III. KESIMPULAN ANAMNESIS

Pasien seorang perempuan 68 tahun dengan keluhan sering marah

marah tanpa sebab yang jelas, berbicara sendiri, berkelakuan aneh (telanjang

sambil menari). Keluhan muncul sejak 3 minggu sebelum masuk rumah sakit.

Sebelumnya pasien pernah dirawat di RSJ Magelang pada tahun 2014 dengan

keluhan pasien sering lari lari karena merasa ingin dibunuh. Pasien masih

kontrol ke poli jiwa hingga keluhan terakhir muncul.
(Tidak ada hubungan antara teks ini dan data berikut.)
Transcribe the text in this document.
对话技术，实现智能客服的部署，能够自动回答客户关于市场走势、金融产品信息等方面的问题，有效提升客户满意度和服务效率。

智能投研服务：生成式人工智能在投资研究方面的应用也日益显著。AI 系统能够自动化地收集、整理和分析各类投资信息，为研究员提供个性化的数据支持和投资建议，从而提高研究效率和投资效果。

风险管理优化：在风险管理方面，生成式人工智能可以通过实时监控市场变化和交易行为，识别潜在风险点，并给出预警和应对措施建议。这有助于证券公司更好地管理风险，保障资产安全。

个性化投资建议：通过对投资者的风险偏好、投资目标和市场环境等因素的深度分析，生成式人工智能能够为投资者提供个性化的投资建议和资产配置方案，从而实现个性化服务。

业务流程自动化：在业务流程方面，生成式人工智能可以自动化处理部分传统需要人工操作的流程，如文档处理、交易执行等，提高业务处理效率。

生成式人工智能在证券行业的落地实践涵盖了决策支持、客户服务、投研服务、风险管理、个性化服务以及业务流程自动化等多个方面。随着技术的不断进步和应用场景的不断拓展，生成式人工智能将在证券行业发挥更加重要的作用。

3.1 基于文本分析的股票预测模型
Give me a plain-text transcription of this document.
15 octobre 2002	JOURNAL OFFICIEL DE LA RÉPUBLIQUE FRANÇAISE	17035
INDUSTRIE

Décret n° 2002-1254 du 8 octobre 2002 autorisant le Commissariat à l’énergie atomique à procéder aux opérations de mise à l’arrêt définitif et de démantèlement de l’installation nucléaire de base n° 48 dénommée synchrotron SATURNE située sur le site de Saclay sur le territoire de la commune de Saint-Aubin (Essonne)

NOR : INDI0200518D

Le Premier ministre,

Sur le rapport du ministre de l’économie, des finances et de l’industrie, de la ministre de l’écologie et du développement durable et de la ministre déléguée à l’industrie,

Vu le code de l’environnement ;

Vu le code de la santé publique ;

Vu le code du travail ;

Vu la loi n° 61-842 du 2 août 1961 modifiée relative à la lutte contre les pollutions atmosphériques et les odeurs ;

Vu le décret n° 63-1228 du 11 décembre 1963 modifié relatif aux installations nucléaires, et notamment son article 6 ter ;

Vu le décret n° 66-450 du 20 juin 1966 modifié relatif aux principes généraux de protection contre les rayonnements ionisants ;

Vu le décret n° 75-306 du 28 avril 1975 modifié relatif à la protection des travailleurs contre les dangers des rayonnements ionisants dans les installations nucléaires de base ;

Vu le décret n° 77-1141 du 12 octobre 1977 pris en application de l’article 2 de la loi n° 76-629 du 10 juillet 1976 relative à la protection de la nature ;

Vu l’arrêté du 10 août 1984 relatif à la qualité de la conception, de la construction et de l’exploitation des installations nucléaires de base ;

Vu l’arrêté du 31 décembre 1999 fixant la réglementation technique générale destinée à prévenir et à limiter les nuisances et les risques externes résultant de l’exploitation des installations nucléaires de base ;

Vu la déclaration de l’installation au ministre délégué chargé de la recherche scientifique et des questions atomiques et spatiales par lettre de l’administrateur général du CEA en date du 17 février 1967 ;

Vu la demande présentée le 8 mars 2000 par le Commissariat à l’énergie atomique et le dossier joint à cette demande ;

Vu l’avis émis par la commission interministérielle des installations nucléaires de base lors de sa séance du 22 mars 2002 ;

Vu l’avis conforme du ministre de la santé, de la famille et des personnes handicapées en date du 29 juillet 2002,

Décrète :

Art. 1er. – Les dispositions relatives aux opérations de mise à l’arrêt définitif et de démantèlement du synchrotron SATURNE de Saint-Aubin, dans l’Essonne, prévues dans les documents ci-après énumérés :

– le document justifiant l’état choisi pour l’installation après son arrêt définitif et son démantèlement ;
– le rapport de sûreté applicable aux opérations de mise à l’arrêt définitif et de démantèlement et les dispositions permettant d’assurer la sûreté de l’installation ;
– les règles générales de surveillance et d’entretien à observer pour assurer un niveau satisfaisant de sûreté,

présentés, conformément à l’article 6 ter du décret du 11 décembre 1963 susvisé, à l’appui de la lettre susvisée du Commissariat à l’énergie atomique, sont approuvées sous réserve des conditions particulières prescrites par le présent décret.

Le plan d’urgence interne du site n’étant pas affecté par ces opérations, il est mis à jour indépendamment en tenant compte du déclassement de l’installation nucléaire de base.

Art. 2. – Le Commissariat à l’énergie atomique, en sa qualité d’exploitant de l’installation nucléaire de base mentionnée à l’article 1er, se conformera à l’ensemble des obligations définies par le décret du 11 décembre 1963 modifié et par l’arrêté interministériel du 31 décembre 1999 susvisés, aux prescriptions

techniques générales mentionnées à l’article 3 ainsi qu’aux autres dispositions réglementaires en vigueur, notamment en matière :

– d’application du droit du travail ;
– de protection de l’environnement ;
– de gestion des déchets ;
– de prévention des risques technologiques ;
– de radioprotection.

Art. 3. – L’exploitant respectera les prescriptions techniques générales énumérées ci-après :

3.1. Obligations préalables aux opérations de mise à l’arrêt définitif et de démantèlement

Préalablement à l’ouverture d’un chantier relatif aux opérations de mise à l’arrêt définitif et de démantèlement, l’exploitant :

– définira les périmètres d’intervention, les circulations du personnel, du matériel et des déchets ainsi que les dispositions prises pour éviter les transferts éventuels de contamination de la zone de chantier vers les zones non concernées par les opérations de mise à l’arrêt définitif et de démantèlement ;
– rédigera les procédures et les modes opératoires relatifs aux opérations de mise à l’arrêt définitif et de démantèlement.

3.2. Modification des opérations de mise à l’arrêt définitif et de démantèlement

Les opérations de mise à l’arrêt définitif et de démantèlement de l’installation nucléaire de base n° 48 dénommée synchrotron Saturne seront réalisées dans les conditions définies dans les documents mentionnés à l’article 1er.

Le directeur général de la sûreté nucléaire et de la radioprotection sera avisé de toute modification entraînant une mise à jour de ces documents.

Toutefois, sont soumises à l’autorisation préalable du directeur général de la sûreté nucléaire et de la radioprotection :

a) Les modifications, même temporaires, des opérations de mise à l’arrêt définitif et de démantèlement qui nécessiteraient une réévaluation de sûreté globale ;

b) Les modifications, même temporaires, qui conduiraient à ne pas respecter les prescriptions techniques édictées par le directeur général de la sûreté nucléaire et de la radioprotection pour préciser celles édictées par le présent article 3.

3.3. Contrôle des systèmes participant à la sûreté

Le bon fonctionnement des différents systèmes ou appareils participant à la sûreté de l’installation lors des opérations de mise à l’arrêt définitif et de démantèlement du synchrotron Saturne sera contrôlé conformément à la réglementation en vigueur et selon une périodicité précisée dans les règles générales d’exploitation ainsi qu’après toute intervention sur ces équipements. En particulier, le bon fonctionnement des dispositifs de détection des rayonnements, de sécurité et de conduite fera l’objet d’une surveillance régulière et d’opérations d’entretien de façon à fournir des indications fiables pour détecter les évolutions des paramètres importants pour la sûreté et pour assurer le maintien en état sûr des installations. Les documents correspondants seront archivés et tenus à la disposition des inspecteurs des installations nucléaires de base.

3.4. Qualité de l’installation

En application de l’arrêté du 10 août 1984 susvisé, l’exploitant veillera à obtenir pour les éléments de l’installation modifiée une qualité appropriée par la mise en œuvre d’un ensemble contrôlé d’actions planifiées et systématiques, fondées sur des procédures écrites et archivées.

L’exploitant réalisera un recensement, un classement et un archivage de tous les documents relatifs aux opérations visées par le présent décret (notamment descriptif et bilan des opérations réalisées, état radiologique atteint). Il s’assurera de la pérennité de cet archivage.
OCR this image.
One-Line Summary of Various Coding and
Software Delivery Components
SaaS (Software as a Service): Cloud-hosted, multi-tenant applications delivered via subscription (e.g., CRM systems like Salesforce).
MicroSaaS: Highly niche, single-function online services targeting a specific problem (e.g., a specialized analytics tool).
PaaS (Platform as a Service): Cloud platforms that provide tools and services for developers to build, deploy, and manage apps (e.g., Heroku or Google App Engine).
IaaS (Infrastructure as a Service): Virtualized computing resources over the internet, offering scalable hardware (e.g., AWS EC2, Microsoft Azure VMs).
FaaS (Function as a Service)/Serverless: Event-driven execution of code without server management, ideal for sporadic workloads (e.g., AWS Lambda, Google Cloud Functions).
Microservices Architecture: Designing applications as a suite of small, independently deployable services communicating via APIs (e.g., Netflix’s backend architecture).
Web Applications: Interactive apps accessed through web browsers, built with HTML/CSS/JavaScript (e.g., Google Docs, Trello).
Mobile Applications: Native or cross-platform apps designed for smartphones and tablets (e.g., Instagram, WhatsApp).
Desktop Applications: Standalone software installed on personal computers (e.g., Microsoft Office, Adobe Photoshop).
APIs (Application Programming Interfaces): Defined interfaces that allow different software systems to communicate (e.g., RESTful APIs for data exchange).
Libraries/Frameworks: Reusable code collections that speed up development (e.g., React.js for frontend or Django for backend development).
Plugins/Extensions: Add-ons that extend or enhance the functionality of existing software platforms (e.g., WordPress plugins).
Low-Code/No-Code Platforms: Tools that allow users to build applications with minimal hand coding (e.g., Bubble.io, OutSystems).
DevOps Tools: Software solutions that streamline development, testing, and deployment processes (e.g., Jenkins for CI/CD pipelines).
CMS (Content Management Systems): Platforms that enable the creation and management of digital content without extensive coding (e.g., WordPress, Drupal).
Riwayat kelahiran dan

masa anak anak tidak diketahui secara pasti.

IV. PEMERIKSAAN FISIK

Keadaan umum : Perempuan sesuai usia, tampak sakit jiwa


Kesadaran : Compos mentis
Tanda vital
Tekanan darah : 120/80 mmHg
Nadi : 80x/menit
Respirasi : 20x/menit
Suhu : 36.5 derajat Celcius
Antropometri
Berat badan : 40 kg
Tinggi badan : 150 cm
Status generalis
Kepala : Mesocephal
Mata : Konjungtiva anemis (-/-), Sklera ikterik (-/-), Pupil bulat

isokor, 3mm/3mm, Reflek pupil +/+


Hidung : Tidak ada discharge, Tidak ada deviasi
Mulut : Tidak ada sianosis, tidak ada discharge
Telinga : Tidak ada kelainan bentuk dan ukuran, serumen (-/-)
Leher : Tidak ada deviasi trakea, tidak teraba pembesaran

kelenjar getah bening


Jantung
Inspeksi : Ictus kordis tidak tampak
Palpasi : Ictus kordis tidak kuat angkat, teraba di SIC V LMCS
Perkusi : Batas kiri atas SIC II LPSS, batas kiri bawah SIC V

LMCS, batas kanan atas SIC II LPSD, batas kanan bawah

SIC IV LPSD
Auskultasi : S1>S2 Reguler, murmur (–) gallop (–)
Pulmo
Inspeksi : Jejas (-) Simetris kanan-kiri
Palpasi : Vocal fremitus simetris kanan dan kiri
Perkusi : Sonor di seluruh lapang paru,
Auskultasi : SD vesikuler (+/+), tidak ada suara tambahan
Abdomen
Inspeksi : Datar
Auskultasi : Bising Usus Normal
Perkusi : Timpani di seluruh lapang abdomen
Palplasi : Tidak ada nyeri tekan, Tidak ada defans muscular, Tidak

teraba masa, Hepar dan Lien tidak teraba


Ekstremitas : Akral hangat (+/+/+/+), Edema (-/-/-/-)

V. PEMERIKSAAN PSIKIATRI
Kesan umum : Seorang perempuan, sesuai usia, tampak sakit

jiwa, perawatan diri buruk


Kesadaran : Compos mentis
Orientasi O/W/T/S : Baik/sdn/baik/sdn
Sikap : Non Kooperatif
Tingkah laku : Hipoaktif
Proses pikir
Bentuk pikir : Autisme
Isi pikir : Sulit dinilai
Progesi pikir : Irelevan, Blocking
Persepsi : Halusinasi auditori (+), Halusinasi visual (-)
Roman muka : Hipomimik
Mood : Irritable
Afek : Inapropriate
Perhatian : susah ditarik dan dicantum
Hubungan jiwa : Buruk
Insight : Derajat 1
VI. SINDROM
1. Sindrom Skizofrenia:
Halusinasi auditori menetap
Kehilangan minat
Autisme
VII. DIAGNOSIS BANDING
F20.3 Skizofrenia Tak Terinci
F20.5 Skizofrenia Residual
VIII. DIAGNOSIS MULTIAKSIAL
Axis I : F20.0 Skizofrenia Tak Terinci
Axis II : Tidak terdapat gangguan kepribadian
Axis III : Tidak ada
Axis IV : Hubungan keluarga dan lingkungan sosial
Axis V : GAF 30-21 Disabilitas dalam komunikasi dan daya nilai,

tidak mampu berfungsi hampir semua bidang.


IX. PENATALAKSANAAN
A. Fase Akut
1. Farmakoterapi
Pada Fase akut terapi bertujuan mencegah pasien melukai

dirinya atau orang lain, mengendalikan perilaku yang merusak,

mengurangi beratnya gejala psikotik dan gejala terkait lainnya

misalnya agitasi, agresi dan gaduh gelisah (Amir, 2010).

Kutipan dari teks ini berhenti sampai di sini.